Junior Boys ‘ Last Exit

Un nom qui trotte forcément dans la tête, et puis un jour, hop, une affiche : en concert le 22 décembre. En séjour à Barcelone, difficile de savoir si c’est un grand nom ou pas. Résultat des courses, la salle Razzmatazz se passera de nous ce mardi soir. À la place, un groupe de flamenco fera l’affaire, avec quelques moments d’extase, de frissons même. En une demi-heure.
Le concert de Junior Boys ? Aucun retour, donc, tant pis. Revenu en France, un petit tour sur Internet et son immense savoir : merde, c’est un duo vraisemblablement connu, réputé, qui a déjà sorti quatre albums studio, dont le deuxième est considéré comme un petit bijou. Écoute quelques heures plus tard des deux premiers, qui ont l’air d’avoir reçu un très bon accueil tous les deux. Ma préférence va d’emblée se tourner vers… le premier, grâce à un, puis deux titres qui se détachent du lot. Le reste me laisse encore plutôt froid, mais la première claque est reçue en pleine poire, telle un uppercut au ralenti qui n’aurait de violent que la violence du mouvement, sans l’impact vous mettant K.O.
Ainsi, « Under the sun », au beau milieu d’un ensemble plutôt gris, froid, voire ennuyeux, se révèle de par sa luminosité intérieure : un tube en puissance, dont je ne sais s’il l’a été un jour. Néanmoins, si j’avais été disc jockey, je l’aurai saigné sur les pistes, sans l’ombre d’un doute. C’est aussi le morceau le plus long, en sept minutes, même s’il faut nuancer ce fait puisque Junior Boys dépasse régulièrement le format standard, avec de nombreux titres dépassant les cinq, six, voire neuf minutes sur leur dernier album en date. Mais seulement quand cela se justifie, car si la musique est résolument électronique, le chant rapprocherait presque leur univers à celui de la pop.
« Under the sun » d’abord, « Teach me how to fight » ensuite.

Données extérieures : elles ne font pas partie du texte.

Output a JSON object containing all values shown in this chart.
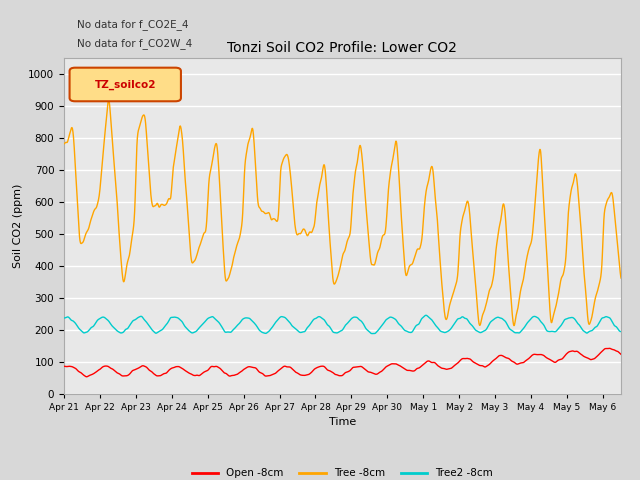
{
  "title": "Tonzi Soil CO2 Profile: Lower CO2",
  "xlabel": "Time",
  "ylabel": "Soil CO2 (ppm)",
  "annotation_lines": [
    "No data for f_CO2E_4",
    "No data for f_CO2W_4"
  ],
  "legend_label": "TZ_soilco2",
  "ylim": [
    0,
    1050
  ],
  "series": {
    "open": {
      "label": "Open -8cm",
      "color": "#ff0000"
    },
    "tree": {
      "label": "Tree -8cm",
      "color": "#ffa500"
    },
    "tree2": {
      "label": "Tree2 -8cm",
      "color": "#00cccc"
    }
  },
  "xtick_labels": [
    "Apr 21",
    "Apr 22",
    "Apr 23",
    "Apr 24",
    "Apr 25",
    "Apr 26",
    "Apr 27",
    "Apr 28",
    "Apr 29",
    "Apr 30",
    "May 1",
    "May 2",
    "May 3",
    "May 4",
    "May 5",
    "May 6"
  ],
  "background_color": "#d8d8d8",
  "plot_bg_color": "#e8e8e8",
  "grid_color": "#ffffff",
  "figsize": [
    6.4,
    4.8
  ],
  "dpi": 100
}
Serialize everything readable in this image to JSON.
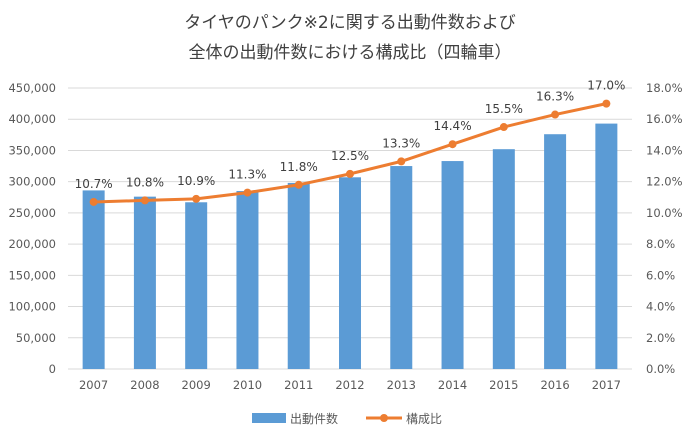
{
  "chart_data": {
    "type": "bar+line",
    "title_line1": "タイヤのパンク※2に関する出動件数および",
    "title_line2": "全体の出動件数における構成比（四輪車）",
    "categories": [
      "2007",
      "2008",
      "2009",
      "2010",
      "2011",
      "2012",
      "2013",
      "2014",
      "2015",
      "2016",
      "2017"
    ],
    "series": [
      {
        "name": "出動件数",
        "type": "bar",
        "axis": "left",
        "color": "#5B9BD5",
        "values": [
          286000,
          276000,
          267000,
          285000,
          298000,
          307000,
          325000,
          333000,
          352000,
          376000,
          393000
        ]
      },
      {
        "name": "構成比",
        "type": "line",
        "axis": "right",
        "color": "#ED7D31",
        "values": [
          10.7,
          10.8,
          10.9,
          11.3,
          11.8,
          12.5,
          13.3,
          14.4,
          15.5,
          16.3,
          17.0
        ],
        "labels": [
          "10.7%",
          "10.8%",
          "10.9%",
          "11.3%",
          "11.8%",
          "12.5%",
          "13.3%",
          "14.4%",
          "15.5%",
          "16.3%",
          "17.0%"
        ]
      }
    ],
    "ylim_left": [
      0,
      450000
    ],
    "yticks_left": [
      "0",
      "50,000",
      "100,000",
      "150,000",
      "200,000",
      "250,000",
      "300,000",
      "350,000",
      "400,000",
      "450,000"
    ],
    "ylim_right": [
      0,
      18
    ],
    "yticks_right": [
      "0.0%",
      "2.0%",
      "4.0%",
      "6.0%",
      "8.0%",
      "10.0%",
      "12.0%",
      "14.0%",
      "16.0%",
      "18.0%"
    ],
    "grid": true,
    "legend": "bottom"
  }
}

Last Exit ne doit peut-être pas grand-chose au hasard finalement : au départ, et donc avant la sortie de de premier album de Junior Boys, Jeremy Greenspan et Johnny Dark formaient le duo, mais c’est Greenspan, seul, qui lancera le groupe, s’attachant les services de Matt Didemus, formant ainsi un nouveau duo qui travaillera, depuis, sur tous les nouveaux titres de Junior Boys. Pour Last Exit, Didemus aida à compléter, en tant qu’ingénieur, ce qui existait déjà pour former un LP.
Last Exit est habité de bout en bout, de l’ombre de Dark, de la présence réservée de Greenspan, de la discrétion de Didemus. Un album qui est le fruit du travail de deux duos distincts, ou tout simplement d’un trio sans la savoir et l’avoir jamais vraiment voulu. Dans tous les cas, le résultat est à la hauteur de toute bonne surprise : je n’en dirai pas plus sur Last Exit, ni sur Junior Boys, car c’est bien à vous de faire le (petit) effort d’aller écouter leur musique. Merci le Canada.